The sophistication of the model is reserved for how to adjust these basic points per possession to reflect the strength of the individual opponents and that's where the heft of mathematical statistics is employed.

As to trends, X, to the extent they are real, they are usually discernible only after they occur. It's as true for basketball as it is for the markets. There are lots of "random walks" masquerading as trends out there. Not telling you anything you don't know, of course...
 
The sophistication of the model is reserved for how to adjust these basic points per possession to reflect the strength of the individual opponents and that's where the heft of mathematical statistics is employed.
This, res, is my issue with KenPom. With the seemingly infinite factors impacting rosters, games, officiating, etc. over the course of a season, I can’t trust any statistical measurement to adequately evaluate 350+ teams.

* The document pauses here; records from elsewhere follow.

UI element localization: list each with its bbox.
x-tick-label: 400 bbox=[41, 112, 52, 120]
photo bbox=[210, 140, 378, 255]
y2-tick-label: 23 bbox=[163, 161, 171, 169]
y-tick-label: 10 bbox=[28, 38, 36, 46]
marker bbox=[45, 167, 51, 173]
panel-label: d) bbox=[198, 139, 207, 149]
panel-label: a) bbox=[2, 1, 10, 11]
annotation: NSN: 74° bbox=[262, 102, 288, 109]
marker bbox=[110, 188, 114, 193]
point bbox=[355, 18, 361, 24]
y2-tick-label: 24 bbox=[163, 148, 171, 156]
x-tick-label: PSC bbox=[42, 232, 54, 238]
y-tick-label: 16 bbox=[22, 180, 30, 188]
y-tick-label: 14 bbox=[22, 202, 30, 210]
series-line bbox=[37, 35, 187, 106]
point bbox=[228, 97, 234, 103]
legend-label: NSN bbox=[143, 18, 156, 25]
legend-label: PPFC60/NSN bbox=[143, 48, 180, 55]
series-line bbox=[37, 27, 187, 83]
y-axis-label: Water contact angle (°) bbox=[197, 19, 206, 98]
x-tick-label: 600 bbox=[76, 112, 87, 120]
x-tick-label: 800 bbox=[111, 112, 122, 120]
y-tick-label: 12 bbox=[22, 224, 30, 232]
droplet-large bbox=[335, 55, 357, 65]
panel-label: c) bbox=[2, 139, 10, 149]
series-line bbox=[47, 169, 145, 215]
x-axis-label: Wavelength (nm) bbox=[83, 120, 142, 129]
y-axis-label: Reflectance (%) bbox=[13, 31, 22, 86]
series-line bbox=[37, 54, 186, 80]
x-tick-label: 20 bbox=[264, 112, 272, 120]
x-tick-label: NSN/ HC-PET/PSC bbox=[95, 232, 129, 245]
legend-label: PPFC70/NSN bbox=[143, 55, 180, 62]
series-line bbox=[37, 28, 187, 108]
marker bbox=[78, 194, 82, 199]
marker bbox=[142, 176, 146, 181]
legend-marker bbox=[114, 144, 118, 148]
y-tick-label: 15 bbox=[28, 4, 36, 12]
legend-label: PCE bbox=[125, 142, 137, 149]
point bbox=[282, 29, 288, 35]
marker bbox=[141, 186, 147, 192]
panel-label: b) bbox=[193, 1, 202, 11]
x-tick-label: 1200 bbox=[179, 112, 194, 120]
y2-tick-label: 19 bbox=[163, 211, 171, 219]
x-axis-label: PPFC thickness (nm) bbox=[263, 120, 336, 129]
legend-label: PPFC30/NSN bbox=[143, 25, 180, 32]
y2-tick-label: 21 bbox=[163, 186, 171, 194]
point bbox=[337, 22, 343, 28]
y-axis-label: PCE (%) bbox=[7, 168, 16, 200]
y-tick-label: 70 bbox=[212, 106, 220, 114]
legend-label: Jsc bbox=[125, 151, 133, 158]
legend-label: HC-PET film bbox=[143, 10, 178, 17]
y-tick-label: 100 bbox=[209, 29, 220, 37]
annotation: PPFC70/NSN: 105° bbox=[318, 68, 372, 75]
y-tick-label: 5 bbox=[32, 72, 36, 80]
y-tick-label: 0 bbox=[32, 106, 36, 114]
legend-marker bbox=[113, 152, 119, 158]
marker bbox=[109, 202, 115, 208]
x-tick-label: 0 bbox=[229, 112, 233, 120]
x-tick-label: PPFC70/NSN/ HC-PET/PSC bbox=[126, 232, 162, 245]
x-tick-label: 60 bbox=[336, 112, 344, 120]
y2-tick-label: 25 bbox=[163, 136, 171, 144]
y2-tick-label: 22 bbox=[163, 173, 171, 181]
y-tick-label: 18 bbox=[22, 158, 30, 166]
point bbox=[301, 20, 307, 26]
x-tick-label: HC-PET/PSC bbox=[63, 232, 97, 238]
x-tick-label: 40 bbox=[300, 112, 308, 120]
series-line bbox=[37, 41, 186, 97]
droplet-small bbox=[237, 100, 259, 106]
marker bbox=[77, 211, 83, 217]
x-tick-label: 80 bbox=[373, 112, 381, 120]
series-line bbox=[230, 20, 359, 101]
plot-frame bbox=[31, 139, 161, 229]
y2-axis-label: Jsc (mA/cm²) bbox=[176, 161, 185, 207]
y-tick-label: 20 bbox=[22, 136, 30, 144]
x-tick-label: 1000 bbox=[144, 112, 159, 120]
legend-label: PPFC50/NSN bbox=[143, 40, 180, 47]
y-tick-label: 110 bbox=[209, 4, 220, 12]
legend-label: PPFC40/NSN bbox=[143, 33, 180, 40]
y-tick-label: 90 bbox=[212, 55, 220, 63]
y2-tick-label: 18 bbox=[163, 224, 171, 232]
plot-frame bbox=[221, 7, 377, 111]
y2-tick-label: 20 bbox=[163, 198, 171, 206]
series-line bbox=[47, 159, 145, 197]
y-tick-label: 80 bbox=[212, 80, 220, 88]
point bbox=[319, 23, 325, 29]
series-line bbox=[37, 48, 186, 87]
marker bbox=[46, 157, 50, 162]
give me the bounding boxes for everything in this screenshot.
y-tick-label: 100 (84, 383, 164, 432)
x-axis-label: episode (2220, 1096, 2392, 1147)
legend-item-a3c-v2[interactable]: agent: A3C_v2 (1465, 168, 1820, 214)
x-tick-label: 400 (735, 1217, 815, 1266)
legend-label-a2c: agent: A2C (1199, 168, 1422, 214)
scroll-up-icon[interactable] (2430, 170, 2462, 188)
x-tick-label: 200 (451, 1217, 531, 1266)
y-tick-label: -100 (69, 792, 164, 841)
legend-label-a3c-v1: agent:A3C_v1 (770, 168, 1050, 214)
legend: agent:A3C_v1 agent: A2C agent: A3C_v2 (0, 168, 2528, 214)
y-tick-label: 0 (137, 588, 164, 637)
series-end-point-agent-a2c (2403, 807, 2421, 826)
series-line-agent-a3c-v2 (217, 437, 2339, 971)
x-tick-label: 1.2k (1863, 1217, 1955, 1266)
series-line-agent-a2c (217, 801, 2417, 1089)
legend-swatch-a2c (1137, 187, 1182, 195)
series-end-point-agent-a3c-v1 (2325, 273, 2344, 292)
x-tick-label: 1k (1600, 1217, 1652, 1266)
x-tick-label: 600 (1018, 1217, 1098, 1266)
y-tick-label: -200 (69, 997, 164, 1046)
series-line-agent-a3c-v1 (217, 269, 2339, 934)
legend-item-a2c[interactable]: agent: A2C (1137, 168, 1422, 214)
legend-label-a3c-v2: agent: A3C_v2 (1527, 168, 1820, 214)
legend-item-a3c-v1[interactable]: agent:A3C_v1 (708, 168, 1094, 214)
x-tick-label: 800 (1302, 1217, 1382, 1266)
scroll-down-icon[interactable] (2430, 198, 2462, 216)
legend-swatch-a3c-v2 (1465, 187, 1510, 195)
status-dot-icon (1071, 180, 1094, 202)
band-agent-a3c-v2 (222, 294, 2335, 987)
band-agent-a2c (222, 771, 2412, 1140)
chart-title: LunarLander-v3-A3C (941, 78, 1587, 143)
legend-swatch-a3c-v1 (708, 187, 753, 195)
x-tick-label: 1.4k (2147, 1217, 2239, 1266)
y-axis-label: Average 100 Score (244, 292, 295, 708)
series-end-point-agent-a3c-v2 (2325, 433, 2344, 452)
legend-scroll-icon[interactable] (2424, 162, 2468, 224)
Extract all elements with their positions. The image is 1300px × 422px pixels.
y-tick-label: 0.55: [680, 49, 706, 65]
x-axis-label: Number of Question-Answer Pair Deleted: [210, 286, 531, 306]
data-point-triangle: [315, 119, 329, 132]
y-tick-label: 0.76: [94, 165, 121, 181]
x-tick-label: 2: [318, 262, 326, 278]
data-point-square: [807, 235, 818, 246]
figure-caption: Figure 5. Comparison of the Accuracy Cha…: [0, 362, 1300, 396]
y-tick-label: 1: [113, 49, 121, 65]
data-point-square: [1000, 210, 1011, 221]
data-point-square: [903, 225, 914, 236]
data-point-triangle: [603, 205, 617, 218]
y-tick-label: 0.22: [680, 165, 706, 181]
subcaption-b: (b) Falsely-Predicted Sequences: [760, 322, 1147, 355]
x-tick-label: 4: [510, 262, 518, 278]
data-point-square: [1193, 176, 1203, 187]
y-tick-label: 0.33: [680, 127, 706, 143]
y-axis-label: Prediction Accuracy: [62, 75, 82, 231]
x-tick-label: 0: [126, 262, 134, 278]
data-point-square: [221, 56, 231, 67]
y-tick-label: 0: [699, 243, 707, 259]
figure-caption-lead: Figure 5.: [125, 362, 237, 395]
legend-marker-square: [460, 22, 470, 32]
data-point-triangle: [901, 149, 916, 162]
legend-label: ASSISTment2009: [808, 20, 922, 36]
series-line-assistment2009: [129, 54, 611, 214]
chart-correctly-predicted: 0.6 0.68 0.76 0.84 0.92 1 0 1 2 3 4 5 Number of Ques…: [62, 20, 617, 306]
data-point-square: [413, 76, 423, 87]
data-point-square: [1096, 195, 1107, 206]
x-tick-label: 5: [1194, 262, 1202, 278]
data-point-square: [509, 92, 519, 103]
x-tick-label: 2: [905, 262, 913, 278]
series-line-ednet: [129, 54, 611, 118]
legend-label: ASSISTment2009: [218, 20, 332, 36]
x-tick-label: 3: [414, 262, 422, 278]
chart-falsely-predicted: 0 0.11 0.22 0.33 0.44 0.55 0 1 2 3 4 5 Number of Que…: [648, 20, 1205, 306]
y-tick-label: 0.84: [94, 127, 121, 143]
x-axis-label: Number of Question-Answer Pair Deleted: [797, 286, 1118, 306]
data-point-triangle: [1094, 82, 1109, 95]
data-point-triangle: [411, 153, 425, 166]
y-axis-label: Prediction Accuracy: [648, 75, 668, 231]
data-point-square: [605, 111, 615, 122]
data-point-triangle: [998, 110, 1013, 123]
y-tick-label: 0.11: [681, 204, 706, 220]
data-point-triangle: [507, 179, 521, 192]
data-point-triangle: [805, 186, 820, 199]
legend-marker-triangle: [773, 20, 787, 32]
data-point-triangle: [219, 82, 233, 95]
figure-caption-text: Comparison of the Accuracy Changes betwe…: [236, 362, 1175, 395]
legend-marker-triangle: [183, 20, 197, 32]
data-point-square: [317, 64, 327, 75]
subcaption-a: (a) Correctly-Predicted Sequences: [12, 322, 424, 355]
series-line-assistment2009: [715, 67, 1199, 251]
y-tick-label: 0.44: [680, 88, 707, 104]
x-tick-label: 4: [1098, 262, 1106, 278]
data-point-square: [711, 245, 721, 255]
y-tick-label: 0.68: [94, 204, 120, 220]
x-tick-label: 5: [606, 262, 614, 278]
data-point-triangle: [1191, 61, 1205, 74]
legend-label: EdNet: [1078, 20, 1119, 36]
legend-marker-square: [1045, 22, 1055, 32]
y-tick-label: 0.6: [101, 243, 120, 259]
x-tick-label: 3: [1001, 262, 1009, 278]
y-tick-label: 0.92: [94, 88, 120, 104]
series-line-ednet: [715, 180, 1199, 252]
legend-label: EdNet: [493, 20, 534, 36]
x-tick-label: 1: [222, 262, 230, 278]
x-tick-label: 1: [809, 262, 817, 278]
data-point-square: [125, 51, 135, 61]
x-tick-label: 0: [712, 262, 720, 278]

Call me a simpleton, but I prefer a better-regulated RPI. Set some basic, universal scheduling requirements for all of D1 and let the stone cold results do the talking.
 
We're verging on an academic discussion, which is the last thing we want. However, it's good to know that some highly significant academic research has been done in the subject. Anyone interested can get a taste of how deep this goes from the grand puba of fractals, Professor Benoit Mandelbrot:

I'm guessing he would have shorted Bona right after the loss to Northern Iowa.